Facebook sued in Kenya over work conditions for moderators

Parent company Meta and outsourcing company Sama face legal action

Lawyer Mercy Mutemi, who is representing a former content moderator, has launched legal action against Meta in Kenya.  Reuters

A former Facebook moderator has launched legal action against Meta, the social media platform's parent company, and outsourcing company Sama over working conditions in Kenya.

Daniel Motaung says he has been left "destroyed" after working as a content moderator for the social media company and has accused it of trafficking Africans to work in an exploitative and unsafe facility in Kenya.

The case against Meta and Sama, a San Francisco subcontractor, was lodged on Tuesday with a court in the Kenyan capital, Nairobi.

London-based legal firm Foxglove, which has been representing Facebook employees globally, describes its Kenyan operation as "dangerous".

"Former Facebook content moderator and whistleblower Daniel Motaung has formally launched his world-first legal action, to force Facebook to treat their content moderators fairly," Foxglove said.

"His case aims to hold Facebook ― and their outsourcing company Sama ― accountable for their exploitation and union-busting of Facebook content moderators in Kenya.

"If he succeeds, Daniel’s legal action will send ripples across the world. He would have persuaded the courts in Kenya to force Facebook to finally clean up its factory floor. It would be a massive blow to a business model based on sacrificing the mental health of content moderators.

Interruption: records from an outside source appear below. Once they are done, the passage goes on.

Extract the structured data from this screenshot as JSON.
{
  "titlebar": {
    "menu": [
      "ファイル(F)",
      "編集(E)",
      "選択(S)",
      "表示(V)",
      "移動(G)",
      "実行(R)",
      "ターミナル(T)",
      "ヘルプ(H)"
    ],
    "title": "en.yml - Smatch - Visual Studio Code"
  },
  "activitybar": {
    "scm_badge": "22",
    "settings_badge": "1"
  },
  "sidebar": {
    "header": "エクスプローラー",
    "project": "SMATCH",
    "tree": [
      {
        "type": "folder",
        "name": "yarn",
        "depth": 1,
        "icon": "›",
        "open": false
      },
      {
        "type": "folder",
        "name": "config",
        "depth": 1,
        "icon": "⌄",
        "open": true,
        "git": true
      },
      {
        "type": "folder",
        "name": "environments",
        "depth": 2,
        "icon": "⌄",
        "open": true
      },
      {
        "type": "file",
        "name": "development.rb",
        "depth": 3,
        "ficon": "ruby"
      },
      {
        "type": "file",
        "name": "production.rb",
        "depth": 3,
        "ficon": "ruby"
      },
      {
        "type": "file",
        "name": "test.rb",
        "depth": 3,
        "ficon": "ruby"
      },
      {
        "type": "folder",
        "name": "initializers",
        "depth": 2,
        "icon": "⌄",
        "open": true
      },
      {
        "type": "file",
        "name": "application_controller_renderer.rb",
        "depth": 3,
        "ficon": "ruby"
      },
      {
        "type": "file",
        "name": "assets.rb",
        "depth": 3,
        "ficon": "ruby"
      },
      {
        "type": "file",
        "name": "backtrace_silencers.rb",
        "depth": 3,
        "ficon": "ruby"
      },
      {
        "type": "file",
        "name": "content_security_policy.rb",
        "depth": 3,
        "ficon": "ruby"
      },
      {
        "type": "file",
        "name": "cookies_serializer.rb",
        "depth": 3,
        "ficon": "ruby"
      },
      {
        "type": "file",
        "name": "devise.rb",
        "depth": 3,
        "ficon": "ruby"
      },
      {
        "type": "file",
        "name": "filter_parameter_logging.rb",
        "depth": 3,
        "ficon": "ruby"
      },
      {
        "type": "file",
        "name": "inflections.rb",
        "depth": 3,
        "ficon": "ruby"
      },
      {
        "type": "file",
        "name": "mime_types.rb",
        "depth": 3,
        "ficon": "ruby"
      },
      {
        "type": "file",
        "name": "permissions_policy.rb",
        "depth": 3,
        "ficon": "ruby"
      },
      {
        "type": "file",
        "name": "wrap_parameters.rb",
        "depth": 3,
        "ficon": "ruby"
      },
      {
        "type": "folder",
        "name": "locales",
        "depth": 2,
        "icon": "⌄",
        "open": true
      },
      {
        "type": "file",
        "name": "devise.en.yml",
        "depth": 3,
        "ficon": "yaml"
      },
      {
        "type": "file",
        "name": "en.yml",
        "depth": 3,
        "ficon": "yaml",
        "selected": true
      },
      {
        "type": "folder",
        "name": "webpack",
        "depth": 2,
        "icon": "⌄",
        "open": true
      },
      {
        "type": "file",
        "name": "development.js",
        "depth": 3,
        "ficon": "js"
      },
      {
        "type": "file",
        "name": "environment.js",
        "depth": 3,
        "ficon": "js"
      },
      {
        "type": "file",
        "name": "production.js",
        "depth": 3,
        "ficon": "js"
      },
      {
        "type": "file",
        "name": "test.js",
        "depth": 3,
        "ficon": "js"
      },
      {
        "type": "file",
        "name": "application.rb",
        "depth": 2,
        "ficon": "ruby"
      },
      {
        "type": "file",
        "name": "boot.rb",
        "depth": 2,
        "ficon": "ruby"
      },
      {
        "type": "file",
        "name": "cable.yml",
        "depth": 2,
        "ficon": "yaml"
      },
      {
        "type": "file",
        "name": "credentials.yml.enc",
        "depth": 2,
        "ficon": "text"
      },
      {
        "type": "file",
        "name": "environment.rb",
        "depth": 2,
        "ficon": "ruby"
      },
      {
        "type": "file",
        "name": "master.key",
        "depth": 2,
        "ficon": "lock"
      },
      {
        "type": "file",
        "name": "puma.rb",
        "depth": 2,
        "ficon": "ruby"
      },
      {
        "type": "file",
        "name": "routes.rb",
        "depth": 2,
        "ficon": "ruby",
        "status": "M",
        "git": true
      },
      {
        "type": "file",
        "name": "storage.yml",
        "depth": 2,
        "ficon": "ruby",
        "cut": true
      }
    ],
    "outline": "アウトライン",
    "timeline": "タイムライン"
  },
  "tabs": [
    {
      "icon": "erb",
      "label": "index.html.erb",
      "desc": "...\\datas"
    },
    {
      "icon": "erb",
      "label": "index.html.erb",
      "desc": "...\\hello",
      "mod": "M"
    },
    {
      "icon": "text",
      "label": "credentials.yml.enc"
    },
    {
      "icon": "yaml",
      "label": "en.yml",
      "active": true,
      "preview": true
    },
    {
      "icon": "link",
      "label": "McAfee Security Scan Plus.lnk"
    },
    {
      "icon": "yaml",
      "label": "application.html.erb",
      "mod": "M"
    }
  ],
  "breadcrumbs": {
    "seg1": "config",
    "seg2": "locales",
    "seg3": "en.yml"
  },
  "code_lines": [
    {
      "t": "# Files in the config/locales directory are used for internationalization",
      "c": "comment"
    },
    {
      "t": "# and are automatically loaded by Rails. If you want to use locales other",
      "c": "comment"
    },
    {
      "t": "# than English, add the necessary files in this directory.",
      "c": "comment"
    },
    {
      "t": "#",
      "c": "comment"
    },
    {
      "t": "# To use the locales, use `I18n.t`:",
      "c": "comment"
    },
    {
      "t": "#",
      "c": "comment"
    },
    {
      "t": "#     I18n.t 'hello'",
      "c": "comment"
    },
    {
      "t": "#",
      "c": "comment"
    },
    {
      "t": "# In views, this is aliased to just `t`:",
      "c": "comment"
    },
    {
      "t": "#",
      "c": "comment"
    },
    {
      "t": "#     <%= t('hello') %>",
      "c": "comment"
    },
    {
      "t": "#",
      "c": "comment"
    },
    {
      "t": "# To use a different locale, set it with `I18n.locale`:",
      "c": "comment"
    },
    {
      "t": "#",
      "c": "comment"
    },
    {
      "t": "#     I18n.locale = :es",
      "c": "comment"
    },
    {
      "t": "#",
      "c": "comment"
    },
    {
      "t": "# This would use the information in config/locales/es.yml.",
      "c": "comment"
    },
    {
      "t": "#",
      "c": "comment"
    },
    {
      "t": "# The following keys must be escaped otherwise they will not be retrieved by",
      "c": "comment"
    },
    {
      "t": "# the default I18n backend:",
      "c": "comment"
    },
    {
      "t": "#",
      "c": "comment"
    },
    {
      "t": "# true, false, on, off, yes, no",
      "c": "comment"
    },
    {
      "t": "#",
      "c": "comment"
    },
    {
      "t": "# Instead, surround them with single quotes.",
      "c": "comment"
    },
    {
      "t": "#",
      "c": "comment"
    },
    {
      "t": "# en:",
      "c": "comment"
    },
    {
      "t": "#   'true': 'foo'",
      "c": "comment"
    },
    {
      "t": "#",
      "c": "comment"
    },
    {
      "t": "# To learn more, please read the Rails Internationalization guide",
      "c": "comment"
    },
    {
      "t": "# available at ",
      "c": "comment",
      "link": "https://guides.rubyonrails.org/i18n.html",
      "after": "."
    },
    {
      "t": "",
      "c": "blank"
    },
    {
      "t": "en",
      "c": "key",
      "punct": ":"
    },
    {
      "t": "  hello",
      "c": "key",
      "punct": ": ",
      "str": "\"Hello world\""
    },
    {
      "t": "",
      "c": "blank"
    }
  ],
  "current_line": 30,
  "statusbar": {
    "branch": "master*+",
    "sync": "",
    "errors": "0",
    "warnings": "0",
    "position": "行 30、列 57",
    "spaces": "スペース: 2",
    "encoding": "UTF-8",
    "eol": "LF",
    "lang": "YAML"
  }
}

Facebook's Meta is being sued by a content moderator in Kenya.  Reuters

"[Mr Motaung's petition] calls upon Kenya’s courts to order Facebook and its outsourcing companies to end exploitation in its Nairobi moderation hub, where content moderators work in dangerous conditions."

Mr Motaung claims that the first video he was asked to view in his role was of someone being beheaded.

He said he worked as a moderator for six month before allegedly being dismissed, he described his job as "traumatising".

“I had potential,” Mr Motaung said.

“When I went to Kenya, I went to Kenya because I wanted to change my life. I wanted to change the life of my family. I came out a different person, a person who has been destroyed.”

Mr Motaung says he was told to sign a non-disclosure agreement and his pay was less than promised, with one monthly paycheque that was 40,000 Kenyan shillings, about $350 dollars.

The lawsuit accuses Sama of targeting people from poor families across Kenya, South Africa, Ethiopia, Somalia, Uganda and other countries in the region with “misleading job ads” that fail to disclose that they will be working as Facebook content moderators or viewing disturbing content.

Applicants are recruited “through deceit”, said his legal adviser Mercy Mutemi, who filed the petition in court on Tuesday.

“We found a lot of Africans were forced into forced labour situations and human trafficking. When you leave your country for a job that you didn’t apply for, that amounts to human trafficking."

She described Mr Motaung as being very "brave".

The court papers allege that content moderators are not given enough medical cover to seek treatment for mental health issues.

Meta's office in Nairobi said it takes seriously its responsibility to people who review content for the company and requires its “partners to provide industry-leading pay, benefits and support”, according to a statement issued by the company's spokeswoman.

”We also encourage content reviewers to raise issues when they become aware of them and regularly conduct independent audits to ensure our partners are meeting the high standards we expect of them," the statement said.

Sama, which describes itself as an ethical AI company, has not responded.

Sama's Nairobi location is the largest content moderation facility in Africa, with approximately 240 employees working there, according to the court papers.

“We are not animals,” Mr Motaung said in the statement.

"We are people — and we deserve to be treated as such.

“It is not OK that we can be subjected to exploitation by huge corporate companies for profit. They come here and say that they are going to save us, only to exploit us and throw us away. I want to achieve an end to that.”

In 2020, Facebook agreed to pay $52 million to US content moderators who filed a class action lawsuit after they were repeatedly exposed to beheadings, child and sexual abuse, animal cruelty, terrorism and other disturbing content.

The company is presently facing legal action from its European employees.